I recently had cause to use an old flash card, and later as I was downloading pictures I found a few of the kids that I'd never processed from just about a year ago.

There was one of Silas, at home, looking none-too-happy on a vintage tractor that once belonged to me (or probably more accurately my older sister) and now takes up a parking place at our house.

And there were a few in Vermont at a place we stopped for brunch before making our way to my aunt's house. Annabel was wearing her dance leotard and ladybug boots. She wanted a fruit plate with cottage cheese.

I snapped a picture as the waitress poured me a coffee.

Strange these little snapshots from the past.

I wonder how they were overlooked in the first place; then I wonder about all the moments that weren't overlooked.

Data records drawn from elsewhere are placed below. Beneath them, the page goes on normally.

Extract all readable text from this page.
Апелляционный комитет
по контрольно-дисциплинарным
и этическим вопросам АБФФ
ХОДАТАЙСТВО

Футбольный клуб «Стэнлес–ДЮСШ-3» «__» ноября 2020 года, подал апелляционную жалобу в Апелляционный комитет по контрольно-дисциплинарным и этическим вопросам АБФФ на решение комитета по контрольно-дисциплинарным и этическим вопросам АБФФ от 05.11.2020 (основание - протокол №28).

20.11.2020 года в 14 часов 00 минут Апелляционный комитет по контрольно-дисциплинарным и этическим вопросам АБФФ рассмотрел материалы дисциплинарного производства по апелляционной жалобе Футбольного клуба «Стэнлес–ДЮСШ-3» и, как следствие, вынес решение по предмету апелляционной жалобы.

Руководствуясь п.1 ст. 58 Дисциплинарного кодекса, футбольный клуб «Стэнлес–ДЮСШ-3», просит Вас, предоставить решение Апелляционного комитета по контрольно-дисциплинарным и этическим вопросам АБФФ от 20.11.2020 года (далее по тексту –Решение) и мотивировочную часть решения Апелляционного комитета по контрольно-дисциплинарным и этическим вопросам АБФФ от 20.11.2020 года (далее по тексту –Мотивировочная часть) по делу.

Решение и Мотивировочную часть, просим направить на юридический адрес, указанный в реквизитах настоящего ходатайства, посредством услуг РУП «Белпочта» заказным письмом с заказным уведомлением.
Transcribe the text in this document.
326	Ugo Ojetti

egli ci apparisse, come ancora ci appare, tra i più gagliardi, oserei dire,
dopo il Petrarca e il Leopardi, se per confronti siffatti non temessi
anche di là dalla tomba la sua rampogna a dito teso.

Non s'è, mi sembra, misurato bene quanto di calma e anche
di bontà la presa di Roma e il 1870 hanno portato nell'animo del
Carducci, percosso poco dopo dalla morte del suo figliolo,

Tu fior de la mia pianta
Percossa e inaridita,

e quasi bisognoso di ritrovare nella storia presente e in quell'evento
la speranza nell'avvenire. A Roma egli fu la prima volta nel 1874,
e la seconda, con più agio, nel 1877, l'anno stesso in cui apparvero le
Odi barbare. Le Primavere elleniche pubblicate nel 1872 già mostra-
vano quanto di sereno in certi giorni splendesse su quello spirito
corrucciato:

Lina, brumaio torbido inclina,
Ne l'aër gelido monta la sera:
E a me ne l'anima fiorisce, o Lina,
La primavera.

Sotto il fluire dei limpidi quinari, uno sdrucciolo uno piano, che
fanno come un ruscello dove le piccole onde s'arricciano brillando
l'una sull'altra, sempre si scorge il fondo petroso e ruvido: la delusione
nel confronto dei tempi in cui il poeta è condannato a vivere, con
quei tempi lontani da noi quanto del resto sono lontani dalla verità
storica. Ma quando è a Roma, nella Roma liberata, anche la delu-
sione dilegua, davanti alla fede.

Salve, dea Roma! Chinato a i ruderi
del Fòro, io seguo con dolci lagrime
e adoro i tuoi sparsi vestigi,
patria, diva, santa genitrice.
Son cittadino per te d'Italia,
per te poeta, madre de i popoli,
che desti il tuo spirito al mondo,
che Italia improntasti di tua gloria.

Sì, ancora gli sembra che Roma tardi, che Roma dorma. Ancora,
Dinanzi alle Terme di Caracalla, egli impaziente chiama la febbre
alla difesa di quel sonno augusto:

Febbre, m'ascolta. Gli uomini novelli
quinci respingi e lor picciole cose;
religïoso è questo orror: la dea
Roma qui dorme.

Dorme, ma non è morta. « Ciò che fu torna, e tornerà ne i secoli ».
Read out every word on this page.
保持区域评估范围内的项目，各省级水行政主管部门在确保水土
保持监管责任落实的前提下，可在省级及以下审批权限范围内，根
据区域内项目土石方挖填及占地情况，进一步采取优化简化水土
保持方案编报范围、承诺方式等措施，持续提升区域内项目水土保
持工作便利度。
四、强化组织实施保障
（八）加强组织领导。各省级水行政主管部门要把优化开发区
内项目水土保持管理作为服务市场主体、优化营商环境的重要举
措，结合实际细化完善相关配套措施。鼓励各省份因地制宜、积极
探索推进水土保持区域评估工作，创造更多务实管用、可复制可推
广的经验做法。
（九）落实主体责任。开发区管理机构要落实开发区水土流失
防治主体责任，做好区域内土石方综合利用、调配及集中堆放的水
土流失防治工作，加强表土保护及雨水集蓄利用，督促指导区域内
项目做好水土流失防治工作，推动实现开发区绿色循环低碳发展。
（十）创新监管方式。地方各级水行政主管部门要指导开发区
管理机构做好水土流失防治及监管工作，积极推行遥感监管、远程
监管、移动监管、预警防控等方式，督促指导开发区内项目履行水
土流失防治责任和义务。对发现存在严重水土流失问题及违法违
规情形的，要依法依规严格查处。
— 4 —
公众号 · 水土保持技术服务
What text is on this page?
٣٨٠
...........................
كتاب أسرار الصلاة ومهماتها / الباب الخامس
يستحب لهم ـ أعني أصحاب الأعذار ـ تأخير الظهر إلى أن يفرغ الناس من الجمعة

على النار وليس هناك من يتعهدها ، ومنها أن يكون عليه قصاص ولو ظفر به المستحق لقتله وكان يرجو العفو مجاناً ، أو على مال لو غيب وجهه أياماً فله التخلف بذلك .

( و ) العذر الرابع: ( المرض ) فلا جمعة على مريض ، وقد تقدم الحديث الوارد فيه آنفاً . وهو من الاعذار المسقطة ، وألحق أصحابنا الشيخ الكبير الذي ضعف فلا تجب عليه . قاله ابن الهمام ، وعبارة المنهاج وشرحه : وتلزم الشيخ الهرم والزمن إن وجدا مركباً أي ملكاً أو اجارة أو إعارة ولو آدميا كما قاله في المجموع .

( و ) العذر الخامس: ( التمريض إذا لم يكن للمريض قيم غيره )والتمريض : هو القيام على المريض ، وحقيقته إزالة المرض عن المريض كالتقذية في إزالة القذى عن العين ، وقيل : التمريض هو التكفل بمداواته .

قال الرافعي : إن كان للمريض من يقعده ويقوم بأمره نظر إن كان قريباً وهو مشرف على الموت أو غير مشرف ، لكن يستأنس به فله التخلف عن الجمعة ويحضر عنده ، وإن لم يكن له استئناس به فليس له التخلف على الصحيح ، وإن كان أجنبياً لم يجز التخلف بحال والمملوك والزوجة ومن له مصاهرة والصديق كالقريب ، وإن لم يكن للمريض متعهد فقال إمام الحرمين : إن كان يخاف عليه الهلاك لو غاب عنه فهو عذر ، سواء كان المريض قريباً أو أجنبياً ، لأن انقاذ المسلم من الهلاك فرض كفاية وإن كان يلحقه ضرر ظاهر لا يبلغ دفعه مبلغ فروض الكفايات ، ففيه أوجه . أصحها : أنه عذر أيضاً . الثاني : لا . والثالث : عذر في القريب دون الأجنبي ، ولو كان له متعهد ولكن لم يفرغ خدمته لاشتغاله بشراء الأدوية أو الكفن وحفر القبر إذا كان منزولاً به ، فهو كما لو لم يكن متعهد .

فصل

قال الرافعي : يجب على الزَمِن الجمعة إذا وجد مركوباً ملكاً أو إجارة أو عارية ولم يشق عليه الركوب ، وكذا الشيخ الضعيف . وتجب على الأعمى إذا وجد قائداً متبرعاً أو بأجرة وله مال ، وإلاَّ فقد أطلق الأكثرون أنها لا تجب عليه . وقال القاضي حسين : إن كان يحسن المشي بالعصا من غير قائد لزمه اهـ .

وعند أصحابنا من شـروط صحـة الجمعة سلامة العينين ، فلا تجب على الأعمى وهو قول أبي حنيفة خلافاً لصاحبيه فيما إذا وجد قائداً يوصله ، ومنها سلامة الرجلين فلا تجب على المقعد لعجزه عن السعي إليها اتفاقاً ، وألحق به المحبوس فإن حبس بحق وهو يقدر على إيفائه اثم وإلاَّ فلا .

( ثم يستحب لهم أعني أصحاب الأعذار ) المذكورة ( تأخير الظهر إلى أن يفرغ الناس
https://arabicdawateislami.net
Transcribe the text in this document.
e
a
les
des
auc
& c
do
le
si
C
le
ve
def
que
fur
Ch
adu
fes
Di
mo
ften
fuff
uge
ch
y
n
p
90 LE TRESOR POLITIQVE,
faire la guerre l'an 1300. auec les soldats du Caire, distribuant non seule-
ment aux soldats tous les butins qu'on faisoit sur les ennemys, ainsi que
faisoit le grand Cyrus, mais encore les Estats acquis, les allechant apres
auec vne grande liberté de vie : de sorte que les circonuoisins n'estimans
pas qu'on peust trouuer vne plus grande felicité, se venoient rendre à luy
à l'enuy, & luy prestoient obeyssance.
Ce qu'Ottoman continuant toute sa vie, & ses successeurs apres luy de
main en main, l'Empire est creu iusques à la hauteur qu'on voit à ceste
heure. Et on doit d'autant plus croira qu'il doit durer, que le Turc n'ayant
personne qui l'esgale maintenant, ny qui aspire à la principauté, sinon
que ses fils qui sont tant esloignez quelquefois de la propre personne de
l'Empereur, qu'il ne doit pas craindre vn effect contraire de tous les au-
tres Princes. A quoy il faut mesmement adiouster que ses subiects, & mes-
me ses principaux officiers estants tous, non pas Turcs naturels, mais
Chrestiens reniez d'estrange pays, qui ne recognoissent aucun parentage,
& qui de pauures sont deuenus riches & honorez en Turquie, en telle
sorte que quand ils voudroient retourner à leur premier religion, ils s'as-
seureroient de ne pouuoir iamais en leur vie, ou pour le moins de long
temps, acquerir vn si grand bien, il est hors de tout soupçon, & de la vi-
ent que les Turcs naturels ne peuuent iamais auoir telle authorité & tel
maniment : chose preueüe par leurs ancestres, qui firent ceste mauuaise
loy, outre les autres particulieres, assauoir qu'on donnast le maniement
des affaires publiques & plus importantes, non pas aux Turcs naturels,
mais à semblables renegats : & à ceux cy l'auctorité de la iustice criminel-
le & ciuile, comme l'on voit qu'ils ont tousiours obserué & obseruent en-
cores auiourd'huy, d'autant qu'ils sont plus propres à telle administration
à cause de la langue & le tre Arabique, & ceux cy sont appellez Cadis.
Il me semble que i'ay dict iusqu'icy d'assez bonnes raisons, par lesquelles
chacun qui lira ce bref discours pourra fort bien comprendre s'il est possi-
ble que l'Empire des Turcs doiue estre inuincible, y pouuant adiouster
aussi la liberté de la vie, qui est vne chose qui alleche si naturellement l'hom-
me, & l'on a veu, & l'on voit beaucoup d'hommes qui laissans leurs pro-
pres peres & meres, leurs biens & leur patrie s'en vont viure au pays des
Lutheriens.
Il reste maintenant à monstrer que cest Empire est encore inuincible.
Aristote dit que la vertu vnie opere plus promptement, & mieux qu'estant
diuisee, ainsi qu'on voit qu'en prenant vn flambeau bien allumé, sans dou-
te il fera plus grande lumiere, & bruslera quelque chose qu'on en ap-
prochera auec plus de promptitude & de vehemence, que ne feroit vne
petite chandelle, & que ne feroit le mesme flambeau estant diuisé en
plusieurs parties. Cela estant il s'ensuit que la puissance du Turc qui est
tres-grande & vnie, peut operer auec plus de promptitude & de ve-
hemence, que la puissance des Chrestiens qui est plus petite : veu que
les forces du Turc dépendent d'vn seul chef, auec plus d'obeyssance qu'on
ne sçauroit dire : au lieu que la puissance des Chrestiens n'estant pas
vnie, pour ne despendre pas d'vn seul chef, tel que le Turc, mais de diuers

And it brings me here, to this place, where I've dumped words and pictures for years thinking I was amassing some important archive of our lives.

But I end up thinking: "How much of this SHOULD be overlooked?"

I never really had my finger on the pulse of anything that's drawn readers ... what makes me think my own kids will one day find any of this interesting?

I don't know. Maybe I'm just tired and anxious about the move.

Writing such trivial points as the world goes to hell in a handbasket ... Iraq, Iran, Pakistan ... putting a green film over my icon on twitter seems hardly a solution.

Perhaps writing every day, while a good excercise in persistence, hasn't been good for my perspective.

I feel alone.

In a vast universe.

I know I'm probably not quitting this monster I've made any more than I'd walk away from my flesh and blood children. But I'm in need of a new point of view. I need some perspective. Because for as much as I was present when these pictures were taken, I'm beginning to understand that I was absent a reason to make them.